Almost eighty years after its first performance, The Skin of our Teeth's focus on rising above adversity still resonates. Despite life threatening challenges, the Antrobus family demonstrates that human resilience and ingenuity lives on.
Small Mouth Sounds
Tonight, the Sophia Gordon Center for the Performing Arts invites you to connect with the sounds of silence. In creating Small Mouth Sounds, playwright Bess Wohl drew inspiration from her silent retreat trips to the Omega Institute in Rhinebeck, New York. Wohl was struck with the idea that a loss of words results in a gain in personal insight and balances comic elements with the serious task of the play’s characters in undertaking the journey of finding one’s inner voice.
Originally performed off-Broadway in 2015, Small Mouth Sounds follows the experience of six city dwellers who attend a wellness center in a rural area for a five-day silent retreat. Led by a teacher and spiritual guide who has challenges of his own, our main characters confront personal and relational obstacles as they navigate the rules of the retreat and begin to question their own abilities to set aside the outside world they have pledged to leave behind. Retreat participants include Jan, a man who struggles with the realities of nature, Rodney, a yoga instructor, Joan and Judy, a lesbian couple struggling with commitment, Ned, an obsessive, quirky young man, and Alicia, an emotionally chaotic young woman who can't let go of her dysfunctional relationship. Even the teacher, whose spiritual guidance governs the schedule of the retreat, is not immune to personal crisis.

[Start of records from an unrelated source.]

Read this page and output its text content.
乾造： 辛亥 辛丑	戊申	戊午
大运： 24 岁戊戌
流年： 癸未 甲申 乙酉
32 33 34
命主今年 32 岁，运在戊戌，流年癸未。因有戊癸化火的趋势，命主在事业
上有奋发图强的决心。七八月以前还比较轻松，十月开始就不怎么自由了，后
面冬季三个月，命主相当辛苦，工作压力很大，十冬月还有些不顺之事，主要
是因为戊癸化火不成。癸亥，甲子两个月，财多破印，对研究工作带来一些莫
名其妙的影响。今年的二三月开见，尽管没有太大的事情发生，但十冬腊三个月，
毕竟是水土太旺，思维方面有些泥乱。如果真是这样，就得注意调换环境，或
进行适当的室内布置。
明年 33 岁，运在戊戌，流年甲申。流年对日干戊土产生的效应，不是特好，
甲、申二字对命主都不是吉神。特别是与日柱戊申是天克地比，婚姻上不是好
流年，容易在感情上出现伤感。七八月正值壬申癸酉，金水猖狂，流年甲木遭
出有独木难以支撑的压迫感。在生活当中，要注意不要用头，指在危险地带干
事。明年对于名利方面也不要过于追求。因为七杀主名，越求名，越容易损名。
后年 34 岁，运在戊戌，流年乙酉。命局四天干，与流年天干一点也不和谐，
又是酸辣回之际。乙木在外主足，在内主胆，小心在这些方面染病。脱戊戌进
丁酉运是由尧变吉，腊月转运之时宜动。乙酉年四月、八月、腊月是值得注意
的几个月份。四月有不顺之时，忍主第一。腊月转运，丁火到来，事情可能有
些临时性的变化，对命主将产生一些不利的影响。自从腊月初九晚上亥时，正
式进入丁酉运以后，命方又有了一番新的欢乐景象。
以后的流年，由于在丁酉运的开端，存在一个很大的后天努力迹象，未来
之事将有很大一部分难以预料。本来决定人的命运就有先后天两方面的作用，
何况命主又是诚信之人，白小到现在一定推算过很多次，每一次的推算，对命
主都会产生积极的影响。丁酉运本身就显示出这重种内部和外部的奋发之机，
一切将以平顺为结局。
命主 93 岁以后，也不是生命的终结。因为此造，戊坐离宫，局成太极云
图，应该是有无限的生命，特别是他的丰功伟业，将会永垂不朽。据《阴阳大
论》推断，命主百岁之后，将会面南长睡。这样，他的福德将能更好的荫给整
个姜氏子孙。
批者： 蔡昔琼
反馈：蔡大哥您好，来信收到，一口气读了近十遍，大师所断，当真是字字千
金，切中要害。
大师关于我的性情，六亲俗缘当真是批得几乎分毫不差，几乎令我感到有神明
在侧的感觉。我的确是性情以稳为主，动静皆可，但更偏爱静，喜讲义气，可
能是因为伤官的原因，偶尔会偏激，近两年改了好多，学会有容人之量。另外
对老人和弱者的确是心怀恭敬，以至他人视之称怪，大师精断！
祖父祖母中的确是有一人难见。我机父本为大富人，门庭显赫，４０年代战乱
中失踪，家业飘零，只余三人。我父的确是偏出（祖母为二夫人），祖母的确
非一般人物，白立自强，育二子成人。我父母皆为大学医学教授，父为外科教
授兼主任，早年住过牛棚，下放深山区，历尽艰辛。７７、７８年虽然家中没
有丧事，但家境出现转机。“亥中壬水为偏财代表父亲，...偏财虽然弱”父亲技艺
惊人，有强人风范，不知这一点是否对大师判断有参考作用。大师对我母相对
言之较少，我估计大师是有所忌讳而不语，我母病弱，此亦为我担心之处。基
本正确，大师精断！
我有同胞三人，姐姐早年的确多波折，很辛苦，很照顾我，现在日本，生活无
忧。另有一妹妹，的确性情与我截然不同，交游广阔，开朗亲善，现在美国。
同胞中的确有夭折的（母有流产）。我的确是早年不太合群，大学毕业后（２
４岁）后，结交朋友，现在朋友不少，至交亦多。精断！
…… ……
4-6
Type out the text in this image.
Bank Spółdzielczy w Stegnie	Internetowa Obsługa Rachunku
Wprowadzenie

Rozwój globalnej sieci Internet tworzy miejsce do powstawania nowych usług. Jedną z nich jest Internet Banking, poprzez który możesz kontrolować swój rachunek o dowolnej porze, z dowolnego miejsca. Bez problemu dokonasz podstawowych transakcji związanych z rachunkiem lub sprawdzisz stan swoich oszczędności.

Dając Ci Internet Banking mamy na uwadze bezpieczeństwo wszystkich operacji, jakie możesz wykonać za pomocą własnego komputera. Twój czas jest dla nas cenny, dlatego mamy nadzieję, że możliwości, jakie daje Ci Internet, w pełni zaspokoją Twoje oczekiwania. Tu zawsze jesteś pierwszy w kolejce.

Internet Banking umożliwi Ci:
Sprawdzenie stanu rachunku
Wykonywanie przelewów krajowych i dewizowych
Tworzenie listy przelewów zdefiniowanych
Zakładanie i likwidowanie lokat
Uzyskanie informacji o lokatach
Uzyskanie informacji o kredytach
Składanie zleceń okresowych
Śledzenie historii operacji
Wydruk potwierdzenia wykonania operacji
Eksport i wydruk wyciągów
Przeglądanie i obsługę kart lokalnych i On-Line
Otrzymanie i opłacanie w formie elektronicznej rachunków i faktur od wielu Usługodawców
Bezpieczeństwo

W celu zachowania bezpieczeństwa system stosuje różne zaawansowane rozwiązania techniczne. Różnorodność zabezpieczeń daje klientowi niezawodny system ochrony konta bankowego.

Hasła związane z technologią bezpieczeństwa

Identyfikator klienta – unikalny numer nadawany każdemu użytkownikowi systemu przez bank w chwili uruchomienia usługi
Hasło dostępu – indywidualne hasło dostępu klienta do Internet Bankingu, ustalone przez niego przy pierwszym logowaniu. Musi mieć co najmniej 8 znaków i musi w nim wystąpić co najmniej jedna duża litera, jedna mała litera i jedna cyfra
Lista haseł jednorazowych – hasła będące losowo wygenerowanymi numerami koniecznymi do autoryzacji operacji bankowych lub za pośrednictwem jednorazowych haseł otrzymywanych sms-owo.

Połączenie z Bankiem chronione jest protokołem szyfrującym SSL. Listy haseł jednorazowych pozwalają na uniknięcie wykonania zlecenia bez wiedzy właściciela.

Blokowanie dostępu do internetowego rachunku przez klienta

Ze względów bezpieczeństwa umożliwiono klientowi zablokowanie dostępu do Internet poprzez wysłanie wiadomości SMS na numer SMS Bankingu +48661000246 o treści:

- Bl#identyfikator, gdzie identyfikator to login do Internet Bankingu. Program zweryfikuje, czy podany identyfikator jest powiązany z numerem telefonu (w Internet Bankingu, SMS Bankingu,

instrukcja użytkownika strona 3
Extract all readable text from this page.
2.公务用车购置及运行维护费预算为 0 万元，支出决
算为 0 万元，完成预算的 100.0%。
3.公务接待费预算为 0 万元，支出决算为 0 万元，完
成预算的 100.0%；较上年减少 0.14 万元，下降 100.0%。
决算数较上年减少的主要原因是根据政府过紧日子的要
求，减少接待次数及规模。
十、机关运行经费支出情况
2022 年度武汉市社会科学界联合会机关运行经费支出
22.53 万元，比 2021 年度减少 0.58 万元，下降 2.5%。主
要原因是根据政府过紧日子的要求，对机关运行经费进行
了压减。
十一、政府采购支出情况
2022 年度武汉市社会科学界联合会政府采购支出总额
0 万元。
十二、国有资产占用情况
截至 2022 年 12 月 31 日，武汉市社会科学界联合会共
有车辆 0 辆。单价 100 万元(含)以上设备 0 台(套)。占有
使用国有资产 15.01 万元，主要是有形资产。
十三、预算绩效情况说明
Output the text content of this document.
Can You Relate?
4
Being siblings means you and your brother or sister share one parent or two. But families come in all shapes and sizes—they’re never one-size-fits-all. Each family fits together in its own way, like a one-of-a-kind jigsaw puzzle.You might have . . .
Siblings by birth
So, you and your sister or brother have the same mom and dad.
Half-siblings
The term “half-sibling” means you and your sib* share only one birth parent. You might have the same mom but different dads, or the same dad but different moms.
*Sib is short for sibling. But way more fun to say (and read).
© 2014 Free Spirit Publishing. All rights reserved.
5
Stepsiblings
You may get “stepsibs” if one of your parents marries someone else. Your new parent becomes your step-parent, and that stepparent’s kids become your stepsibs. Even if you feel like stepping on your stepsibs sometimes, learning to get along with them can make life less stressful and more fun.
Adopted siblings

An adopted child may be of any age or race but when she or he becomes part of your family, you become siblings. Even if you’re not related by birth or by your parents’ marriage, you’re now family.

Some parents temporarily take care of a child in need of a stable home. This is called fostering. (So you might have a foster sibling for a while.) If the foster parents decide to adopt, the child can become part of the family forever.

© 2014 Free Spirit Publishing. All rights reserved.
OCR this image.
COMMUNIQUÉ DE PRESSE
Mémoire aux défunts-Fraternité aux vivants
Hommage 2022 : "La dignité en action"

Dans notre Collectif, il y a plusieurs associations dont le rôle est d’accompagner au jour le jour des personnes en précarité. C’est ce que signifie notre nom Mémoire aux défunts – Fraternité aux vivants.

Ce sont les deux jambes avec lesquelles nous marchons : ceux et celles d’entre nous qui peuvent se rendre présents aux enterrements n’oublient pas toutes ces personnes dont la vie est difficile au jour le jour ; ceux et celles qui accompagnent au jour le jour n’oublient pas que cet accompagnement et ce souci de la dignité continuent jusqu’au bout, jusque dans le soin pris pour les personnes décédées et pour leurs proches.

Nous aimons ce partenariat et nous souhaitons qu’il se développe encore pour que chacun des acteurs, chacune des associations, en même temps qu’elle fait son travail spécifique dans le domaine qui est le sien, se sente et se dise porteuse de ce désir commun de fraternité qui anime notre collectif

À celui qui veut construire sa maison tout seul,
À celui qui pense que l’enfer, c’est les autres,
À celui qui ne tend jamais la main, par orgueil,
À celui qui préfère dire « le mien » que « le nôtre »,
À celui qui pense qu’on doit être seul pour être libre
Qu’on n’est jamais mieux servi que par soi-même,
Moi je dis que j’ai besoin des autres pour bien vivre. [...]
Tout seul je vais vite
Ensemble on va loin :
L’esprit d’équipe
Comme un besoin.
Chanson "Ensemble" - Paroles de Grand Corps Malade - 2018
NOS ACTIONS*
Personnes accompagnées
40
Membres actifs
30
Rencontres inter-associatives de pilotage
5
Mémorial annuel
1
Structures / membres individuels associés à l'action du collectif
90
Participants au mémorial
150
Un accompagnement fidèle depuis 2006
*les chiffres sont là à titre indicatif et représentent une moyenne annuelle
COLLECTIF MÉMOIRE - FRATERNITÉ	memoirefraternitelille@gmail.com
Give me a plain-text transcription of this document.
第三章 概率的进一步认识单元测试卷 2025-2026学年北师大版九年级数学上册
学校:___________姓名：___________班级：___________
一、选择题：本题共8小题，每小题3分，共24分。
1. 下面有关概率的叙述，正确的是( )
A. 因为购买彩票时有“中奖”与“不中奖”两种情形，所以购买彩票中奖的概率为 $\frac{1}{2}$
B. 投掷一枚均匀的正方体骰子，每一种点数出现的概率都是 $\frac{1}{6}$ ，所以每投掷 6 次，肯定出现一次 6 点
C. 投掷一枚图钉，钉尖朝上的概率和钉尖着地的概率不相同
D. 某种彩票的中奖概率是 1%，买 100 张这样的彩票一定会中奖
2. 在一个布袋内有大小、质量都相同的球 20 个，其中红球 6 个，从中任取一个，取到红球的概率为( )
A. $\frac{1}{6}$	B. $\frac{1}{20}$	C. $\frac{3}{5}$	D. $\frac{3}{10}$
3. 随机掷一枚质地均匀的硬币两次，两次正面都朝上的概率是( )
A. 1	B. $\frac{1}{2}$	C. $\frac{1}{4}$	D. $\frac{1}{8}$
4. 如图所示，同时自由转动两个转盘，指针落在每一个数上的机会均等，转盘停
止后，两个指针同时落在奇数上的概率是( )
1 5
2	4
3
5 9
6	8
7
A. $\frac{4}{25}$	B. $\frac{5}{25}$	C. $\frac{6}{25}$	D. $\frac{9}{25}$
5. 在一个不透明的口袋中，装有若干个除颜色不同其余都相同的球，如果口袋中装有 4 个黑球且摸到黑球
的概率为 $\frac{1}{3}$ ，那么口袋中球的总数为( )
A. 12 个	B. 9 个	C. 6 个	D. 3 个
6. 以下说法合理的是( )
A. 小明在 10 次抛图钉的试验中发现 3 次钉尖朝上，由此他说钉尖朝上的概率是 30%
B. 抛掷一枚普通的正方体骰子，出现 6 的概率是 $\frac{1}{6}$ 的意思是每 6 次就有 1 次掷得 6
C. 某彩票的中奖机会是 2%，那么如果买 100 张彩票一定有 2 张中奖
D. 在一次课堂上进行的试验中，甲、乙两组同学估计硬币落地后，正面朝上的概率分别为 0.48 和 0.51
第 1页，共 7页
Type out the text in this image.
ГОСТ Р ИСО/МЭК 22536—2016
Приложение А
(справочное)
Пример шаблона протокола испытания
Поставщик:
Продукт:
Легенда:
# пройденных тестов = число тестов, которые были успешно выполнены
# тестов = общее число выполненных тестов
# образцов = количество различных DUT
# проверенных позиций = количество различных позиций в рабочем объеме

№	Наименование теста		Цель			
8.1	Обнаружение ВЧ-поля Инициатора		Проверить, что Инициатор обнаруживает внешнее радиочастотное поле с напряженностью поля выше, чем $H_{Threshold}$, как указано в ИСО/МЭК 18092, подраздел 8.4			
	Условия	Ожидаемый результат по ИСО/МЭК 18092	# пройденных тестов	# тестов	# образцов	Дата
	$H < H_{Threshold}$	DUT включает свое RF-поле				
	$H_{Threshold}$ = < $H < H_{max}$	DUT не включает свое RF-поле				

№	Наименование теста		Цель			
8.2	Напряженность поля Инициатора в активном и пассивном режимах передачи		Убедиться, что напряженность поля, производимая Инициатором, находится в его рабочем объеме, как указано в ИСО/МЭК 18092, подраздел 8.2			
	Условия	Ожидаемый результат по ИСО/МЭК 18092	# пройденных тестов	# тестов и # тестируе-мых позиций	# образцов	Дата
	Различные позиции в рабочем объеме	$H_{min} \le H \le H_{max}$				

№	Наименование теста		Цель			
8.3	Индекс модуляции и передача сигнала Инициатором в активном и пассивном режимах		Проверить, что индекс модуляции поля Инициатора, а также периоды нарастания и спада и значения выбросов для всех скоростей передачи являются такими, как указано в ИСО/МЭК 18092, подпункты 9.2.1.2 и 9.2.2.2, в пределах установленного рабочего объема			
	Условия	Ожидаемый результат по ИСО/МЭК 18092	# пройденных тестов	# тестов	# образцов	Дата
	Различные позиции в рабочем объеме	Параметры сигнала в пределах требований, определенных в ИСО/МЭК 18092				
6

Silence is prevalent in this play and, at times, the audience cannot help but join the characters in experiencing the loss of spoken words. Communication occurs primarily through monologues, non-verbal communication, interaction with a cell phone and voice mail, writing, and body language. At the same time, characters are keenly aware of and interactive with each other, fueling or undermining each other’s progress. Characters in Small Mouth Sounds find that while their escape from their lives via retreat offers self-exploration and opportunities for healing, the lure of old patterns and habits remains. This play speaks to the ways in which humans avoid change and continually balance patterns of connection and disconnection from each other on the journey.
As we begin our production, take a moment to watch this play in silence. Then another. Imagine if two hours in the Sophia Gordon expanded to hours, days, or longer. What would you discover about yourself? Would you explore new territories, connect with your inner voice? Or would you be drawn back to the decisions and dilemmas that faced you before you entered the theatre? Would you, like the frog in the teacher’s allegorical tale, choose the well or continue to seek the ocean?